Ja, dann musste ich Arbeiten. Zuerst etwas sehr langweiliges, und dann war eine Stelle ausgeschrieben als Assistent Officer, das war genau für mich! Und ich hab die Stelle auch bekommen. In Neapel bin ich aufs Schiff, Toni und Helmut war ich Gott sei Dank los. Aber ich war schon etwas nervös wie ich vor 3000 Menschen stand und nicht wusste, was ich machen sollte. Fair Sea hiess das erste Schiff. Zwei oder drei Mal fuhren wir die misplaces persons nach Australien, und leer wieder nach Europa. Dann ging der Indonesische Aufstand los und da mussten die Schiffe auf dem Rückweg Holländer nach Europa transportieren. Wir flogen direkt wieder nach Europa, um andere Misplaced Persons nach Australien zu bringen. Ich mag mich erinnern, dass wir eine Woche gebraucht haben, um wieder in Europa zu sein. Das war alles sehr aufregend. Brisben, Singapur, Katar , Karatschi und dann waren wir in Hamburg. Und dann wollte ich auf die Nord-Atlantische Rute.
Ja gut. Es war zwischendurch schon etwas prekär. In der ersten Nacht auf See kam einer und sagte, du musst aufs fünfte Unterdeck, da hauen sie sich mit Messern tot. Das kam schon vor. Ja, und dann haben sie gemeutert , und da bin ich auf einen Tisch geklettert und habe gesagt: Ihr habt die Wahl, benehmt euch wie zivilisierte Menschen oder wir kehren um und liefern Euch im Lager ab. – Ich habe gehofft, es nützt , ich wusste nicht was anderes machen.
Ich wusste auf dem Schiff Aufgaben verteilen. Die Kinder hatten Schule; andere habe ich gebraucht, um unendliche Formulare auszufüllen, vielen musste man Helfen, weil sie kein Englisch sprachen oder nicht Lesen konnten, andere haben das Deck geschruppt oder in der Küche geholfen. einige sind verwirrt oder einfach krank oder sie haben Simuliert. Es gab auch solche, die ein Bein oder einen Arm verloren hatten ... die Fahrt dauerte sechs Wochen, da musstest du sie alle Beschäftigt halten! Die Rute Neapel Australien habe ich 4 oder 5 Mal gemacht, und dann habe ich die Schiffe 20 Mal nach USA oder nach Kanada begleitet. 1954 ungefähr hörte ich auf den Schiffen auf.
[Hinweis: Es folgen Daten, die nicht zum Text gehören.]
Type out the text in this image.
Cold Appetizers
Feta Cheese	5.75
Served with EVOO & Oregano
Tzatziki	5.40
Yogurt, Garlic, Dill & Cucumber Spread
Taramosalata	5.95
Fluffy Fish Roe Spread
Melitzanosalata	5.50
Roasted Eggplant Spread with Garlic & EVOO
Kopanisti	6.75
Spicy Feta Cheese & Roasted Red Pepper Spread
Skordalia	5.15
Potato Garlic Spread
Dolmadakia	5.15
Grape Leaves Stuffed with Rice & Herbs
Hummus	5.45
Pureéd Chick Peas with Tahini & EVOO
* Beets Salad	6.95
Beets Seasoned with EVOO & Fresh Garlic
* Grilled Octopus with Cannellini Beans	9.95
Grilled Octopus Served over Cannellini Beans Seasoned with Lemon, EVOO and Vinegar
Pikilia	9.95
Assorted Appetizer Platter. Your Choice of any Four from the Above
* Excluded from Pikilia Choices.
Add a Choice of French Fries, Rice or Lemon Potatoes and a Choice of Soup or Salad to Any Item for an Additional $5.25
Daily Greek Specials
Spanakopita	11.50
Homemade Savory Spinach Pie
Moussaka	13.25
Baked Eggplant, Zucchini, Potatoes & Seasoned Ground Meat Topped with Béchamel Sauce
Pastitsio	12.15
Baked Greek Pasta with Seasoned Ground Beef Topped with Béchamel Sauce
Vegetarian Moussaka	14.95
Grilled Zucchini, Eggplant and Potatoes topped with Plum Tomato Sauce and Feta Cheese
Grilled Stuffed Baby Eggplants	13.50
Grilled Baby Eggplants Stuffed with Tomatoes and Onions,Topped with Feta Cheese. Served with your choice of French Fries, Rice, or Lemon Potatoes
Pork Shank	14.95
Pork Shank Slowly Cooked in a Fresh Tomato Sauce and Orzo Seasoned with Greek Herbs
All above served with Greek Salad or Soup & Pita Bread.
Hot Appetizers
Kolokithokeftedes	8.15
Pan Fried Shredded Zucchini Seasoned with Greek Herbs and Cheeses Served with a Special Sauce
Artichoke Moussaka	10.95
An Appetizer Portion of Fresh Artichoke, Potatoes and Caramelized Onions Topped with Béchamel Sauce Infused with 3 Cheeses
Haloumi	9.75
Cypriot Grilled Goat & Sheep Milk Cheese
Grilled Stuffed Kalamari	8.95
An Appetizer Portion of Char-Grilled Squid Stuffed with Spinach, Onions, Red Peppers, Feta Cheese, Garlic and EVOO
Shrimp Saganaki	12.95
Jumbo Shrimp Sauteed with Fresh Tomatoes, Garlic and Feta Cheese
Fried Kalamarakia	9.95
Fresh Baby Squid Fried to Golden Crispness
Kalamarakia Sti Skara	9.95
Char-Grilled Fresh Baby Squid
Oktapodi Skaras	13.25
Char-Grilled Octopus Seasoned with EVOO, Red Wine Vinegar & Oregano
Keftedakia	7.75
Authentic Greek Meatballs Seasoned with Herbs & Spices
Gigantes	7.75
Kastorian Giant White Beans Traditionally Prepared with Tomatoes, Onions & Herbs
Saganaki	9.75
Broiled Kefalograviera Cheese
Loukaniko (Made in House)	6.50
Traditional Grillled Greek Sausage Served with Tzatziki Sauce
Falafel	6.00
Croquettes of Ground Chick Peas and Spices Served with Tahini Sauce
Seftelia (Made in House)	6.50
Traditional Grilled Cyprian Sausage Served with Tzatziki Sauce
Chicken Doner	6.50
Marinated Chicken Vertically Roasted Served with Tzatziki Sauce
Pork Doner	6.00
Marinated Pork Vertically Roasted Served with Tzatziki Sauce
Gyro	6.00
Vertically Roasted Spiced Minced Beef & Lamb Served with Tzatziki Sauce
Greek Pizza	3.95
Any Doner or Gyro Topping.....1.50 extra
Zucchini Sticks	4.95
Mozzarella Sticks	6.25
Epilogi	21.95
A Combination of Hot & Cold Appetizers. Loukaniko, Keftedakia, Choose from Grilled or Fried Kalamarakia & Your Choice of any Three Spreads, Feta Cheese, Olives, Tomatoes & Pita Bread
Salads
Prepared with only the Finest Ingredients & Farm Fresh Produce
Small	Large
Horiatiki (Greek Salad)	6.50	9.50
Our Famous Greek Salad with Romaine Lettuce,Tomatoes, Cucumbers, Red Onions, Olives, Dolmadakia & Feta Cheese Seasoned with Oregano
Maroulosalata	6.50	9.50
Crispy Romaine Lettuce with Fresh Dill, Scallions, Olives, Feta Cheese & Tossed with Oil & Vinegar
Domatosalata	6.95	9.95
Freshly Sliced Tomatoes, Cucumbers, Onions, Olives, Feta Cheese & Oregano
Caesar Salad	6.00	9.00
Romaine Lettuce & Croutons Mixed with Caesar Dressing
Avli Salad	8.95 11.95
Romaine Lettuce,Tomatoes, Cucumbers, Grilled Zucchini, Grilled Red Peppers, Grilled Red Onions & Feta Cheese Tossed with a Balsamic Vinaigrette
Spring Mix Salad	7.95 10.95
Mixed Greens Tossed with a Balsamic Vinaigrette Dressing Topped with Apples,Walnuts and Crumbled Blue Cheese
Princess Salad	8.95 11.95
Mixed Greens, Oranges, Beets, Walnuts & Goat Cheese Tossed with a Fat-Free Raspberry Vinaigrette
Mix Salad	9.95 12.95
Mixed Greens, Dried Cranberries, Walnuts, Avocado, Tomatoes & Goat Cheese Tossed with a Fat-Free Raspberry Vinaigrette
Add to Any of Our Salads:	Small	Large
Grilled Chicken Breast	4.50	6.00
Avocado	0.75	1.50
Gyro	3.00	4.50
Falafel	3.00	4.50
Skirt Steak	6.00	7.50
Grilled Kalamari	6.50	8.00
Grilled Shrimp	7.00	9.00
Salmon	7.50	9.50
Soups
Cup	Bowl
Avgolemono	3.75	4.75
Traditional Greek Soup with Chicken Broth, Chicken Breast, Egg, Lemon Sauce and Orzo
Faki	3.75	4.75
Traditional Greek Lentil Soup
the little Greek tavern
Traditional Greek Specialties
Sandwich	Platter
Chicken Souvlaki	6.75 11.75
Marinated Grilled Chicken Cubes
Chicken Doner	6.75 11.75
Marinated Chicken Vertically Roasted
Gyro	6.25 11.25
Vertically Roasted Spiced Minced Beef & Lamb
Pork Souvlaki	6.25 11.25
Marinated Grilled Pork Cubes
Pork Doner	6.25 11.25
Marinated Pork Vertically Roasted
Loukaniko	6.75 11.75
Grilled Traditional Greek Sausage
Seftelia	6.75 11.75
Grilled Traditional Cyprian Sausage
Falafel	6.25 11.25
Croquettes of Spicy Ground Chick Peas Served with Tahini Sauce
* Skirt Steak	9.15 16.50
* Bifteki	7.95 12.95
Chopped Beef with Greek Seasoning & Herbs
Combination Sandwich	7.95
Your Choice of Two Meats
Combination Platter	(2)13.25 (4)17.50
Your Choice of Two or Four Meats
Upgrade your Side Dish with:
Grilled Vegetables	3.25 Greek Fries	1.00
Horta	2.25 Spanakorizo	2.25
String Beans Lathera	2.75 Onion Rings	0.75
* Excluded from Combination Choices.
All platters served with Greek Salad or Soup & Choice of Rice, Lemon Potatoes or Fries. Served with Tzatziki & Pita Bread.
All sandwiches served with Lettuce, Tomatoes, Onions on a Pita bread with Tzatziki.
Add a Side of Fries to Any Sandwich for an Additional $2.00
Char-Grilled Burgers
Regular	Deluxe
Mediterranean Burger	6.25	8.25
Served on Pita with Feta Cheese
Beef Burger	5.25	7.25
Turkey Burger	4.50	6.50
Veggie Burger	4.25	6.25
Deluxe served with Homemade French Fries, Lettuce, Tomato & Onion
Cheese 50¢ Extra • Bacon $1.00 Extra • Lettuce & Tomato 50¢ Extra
Einmal gab es eine Kollision. Ich war gerade unter der Dusche, wie es passiert ist. Also ich an Deck, das andere Schiff namens Maipo war am Sinken. Es war ein Argentinisches Schiff voll von Deutschen, die die Verwanden in Deutschland besuchen wollten. Obwohl die Crew sie gedrängt hat, ins Rettungsboot einzusteigen, hat die 94jährige Frau seelenruhig alles gepackt und dann ist sie, als Letzte, ins Rettungsboot gestiegen! Das hat mich sehr beeindruckt!
Ja und dann habe ich gekündigt. Eine Zeit lang haben wir in Zürich gewohnt. Martheli, Mutti und ich, und ich suchte eine neue Stelle. Wieder in Genf habe ich eine gefunden: Ein Deutscher Mensch war Vorgesetzter! Grässlicher Mensch. Ich habe auch mehr und mehr erfahren, was im Krieg alles los war! Der deutsche Chef und ich haben uns nicht verstanden! Gott sei Dank haben sie mich dann nach Wien geschickt, weil der Aufstand in Ungarn losgegangen ist.
Das Lager war in Kreiskirchen in der Nähe von Wien an der Grenze Ungarns. Ich habe nichts wichtiges gemacht. Die Wiener Bevölkerung war sehr Hilfsbereit. Die haben die Flüchtlinge aufgenommen. Ich musste die Menschen registrieren und in den einzelnen Botschaften Nachfragen, wenn etwas nicht klar war. Dann war ich 20 Jahre lang in der Atombehörde in Wien, und dann, von 1975 bis 1992 in Paris als Organisator von Konzerten von Barenboin.